THE GLOBAL ORDER IS NEARING A TIPPING POINT

The global order is nearing a tipping point, and if democracy’s defenders do not work together to help guarantee freedom for all people, the authoritarian model will prevail.

The current state of global freedom should raise alarm among all who value their own rights and those of their fellow human beings. To reverse the decline, democratic governments need to strengthen domestic laws and institutions while taking bold, coordinated action to support the struggle for democracy around the world. In less free countries, democrats must unite to resist the encroachment of unchecked power and work toward expanding freedom for all individuals. Only global solidarity among democracy’s defenders can successfully counter the combined aggression of its adversaries.
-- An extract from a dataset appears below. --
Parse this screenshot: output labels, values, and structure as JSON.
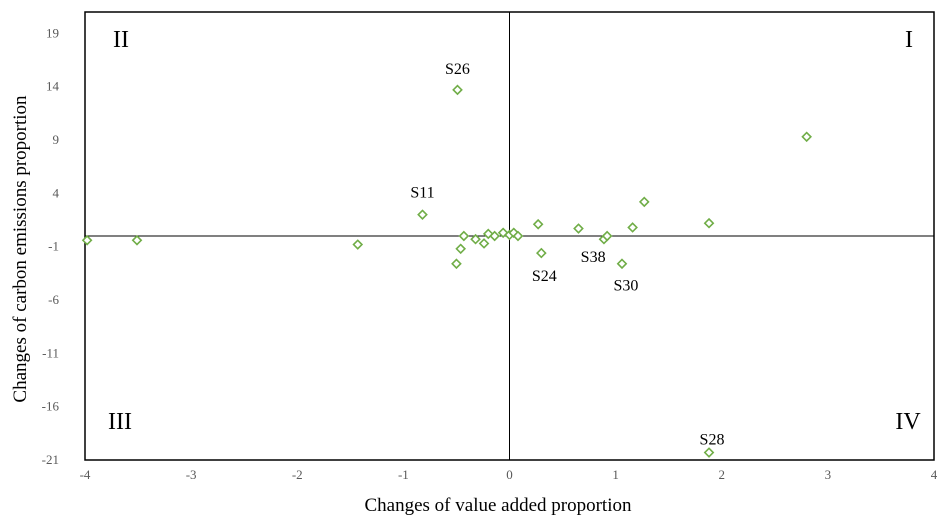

Autocrats have created a more favorable international environment for themselves over the past decade and a half, empowered by their own political and economic might as well as waning pressure from democracies. The alternative order is not based on a unifying ideology or personal affinity among leaders. It is not designed to serve the best interests of populations, or to enable people to improve their own lives. Instead it is grounded in autocrats’ shared interest in minimizing checks on their abuses and maintaining their grip on power. A world governed by this order would in reality be one of disorder, replete with armed conflict, lawless violence, corruption, and economic volatility. Such global instability and insecurity would have a significant cost in human lives.

Authoritarian powers have taken careful note of fractures in and among democracies and moved to widen them whenever possible. Authoritarian leaders are no longer isolated holdouts in a democratizing world. Instead they are actively collaborating with one another to spread new forms of repression and rebuff democratic pressure. While many democracies have continued to respond to sham elections and coups with measures like sanctions and the withholding of aid, the impact has been diluted by autocratic alliances.

Democratic countries have not yet built stronger and more mutually enhancing linkages between their big-picture geopolitics and their second-order decisions about democracy support such as how democratic action is funded, which agents of change are best supported, and where and when is conditionality appropriate. In nearly all Western states, pronouncements about the relationship between democracies and autocracies in the international system remain strikingly disconnected from their practice of democracy support.

Russia’s invasion of Ukraine will change the relationship between these two levels and calls for a tighter nexus between the geopolitical and operational levels of democracy-related issues across the international system. Pragmatic alliances might be necessary but should be nested within a denser network of democratic initiatives. For the community of democratic nations, the policy focus would be better placed on affecting meaningful change at the operational level of the democracy agenda rather than on an abstract and sweeping democracy-autocracy binary.